Поняв, что погоня потеряла его след, Парнов привалился к стволу лиственницы и немного расслабился. Сейчас главное — определить, в каком месте острова он находится. Над ним как огромная скатерть, полная рассыпанных звезд, простиралось чернильное небо. Беглец задрал голову. Все, что он знает из астрономии, — это Большую и Малую Медведицу. Он вспомнил, что, когда сидел у костра на берегу, там, где находился причал, Большая Медведица была несколько слева. А сейчас она у него за спиной.

Значит, ему нужно развернуться и идти вон туда…

Собрав последние, еще остававшиеся в нем силы, он медленно побрел вперед.

— Теперь он понял, что мы его засекли, и попробует удрать с острова, — мрачно произнес Стеценко, когда охотники вернулись в лагерь после учиненного переполоха.

В палатке дрожали и жались друг к дружке испуганные женщины. Слава Воронцов строчил в записной книжке конспект последних событий.

— Каким образом? — удивился Губкин. — На чем?

— У него есть лодка.

— Он не сможет плыть ночью. Еще темно.

— Сейчас уже утро. Через час начнет светать. У нас есть только час, чтобы опередить его и перехватить около лодки. Собирайся.

— А я? — Воронцов с трудом оторвался от записной книжки.

— Ты тоже пойдешь.

Стеценко стал зашнуровывать ботинки.

— А мы? — тонким голоском пропищала Лидия.

— А с вами остается известный стрелок по медведям Евсей Самойлович, — с издевкой произнес Игорь. — Несомненно, это его доблестный выстрел привлек к нам опасного преступника.

— Я попросил бы, — начал Батырин, — не сваливать с больной головы на здоровую… Кроме того, я тоже намерен идти с вами!

— Вы останетесь в лагере, — безапелляционным тоном сказал Стеценко. — Мы будем двигаться бегом, вы не выдержите такой темп. Кроме того, мы не можем оставить женщин одних.

— Это произвол! — вскипел политик. — Я буду жаловаться! Мне обещали охоту на преступника, а вместо этого я должен сидеть в палатке. Один выстрел мой! А вы не смеете мне указывать…

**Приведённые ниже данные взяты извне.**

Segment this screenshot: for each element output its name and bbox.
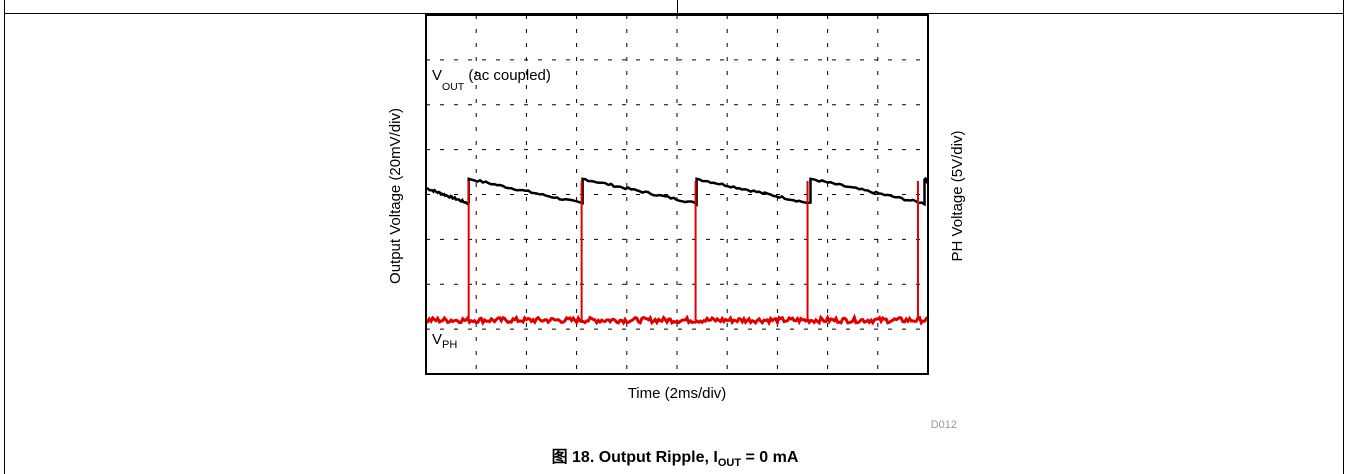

— Все, — жестко произнес Игорь. — Это наш последний шанс его задержать. Если этот зверь вырвется с острова, я себе этого никогда не прощу.

Лиза и Марушкина тяжело вздохнули. Они, кажется, были единственными, кто мечтал, чтобы «дичь» благополучно убралась восвояси.

Когда Парнов добрел до своего лежбища, уже совсем развиднелось. Тусклое солнце вставало в облаках, море было спокойно, легкая дымка тумана, сгущаясь, наползала с противоположного берега. Лодка лежала на берегу, недоделанное весло валялось рядом.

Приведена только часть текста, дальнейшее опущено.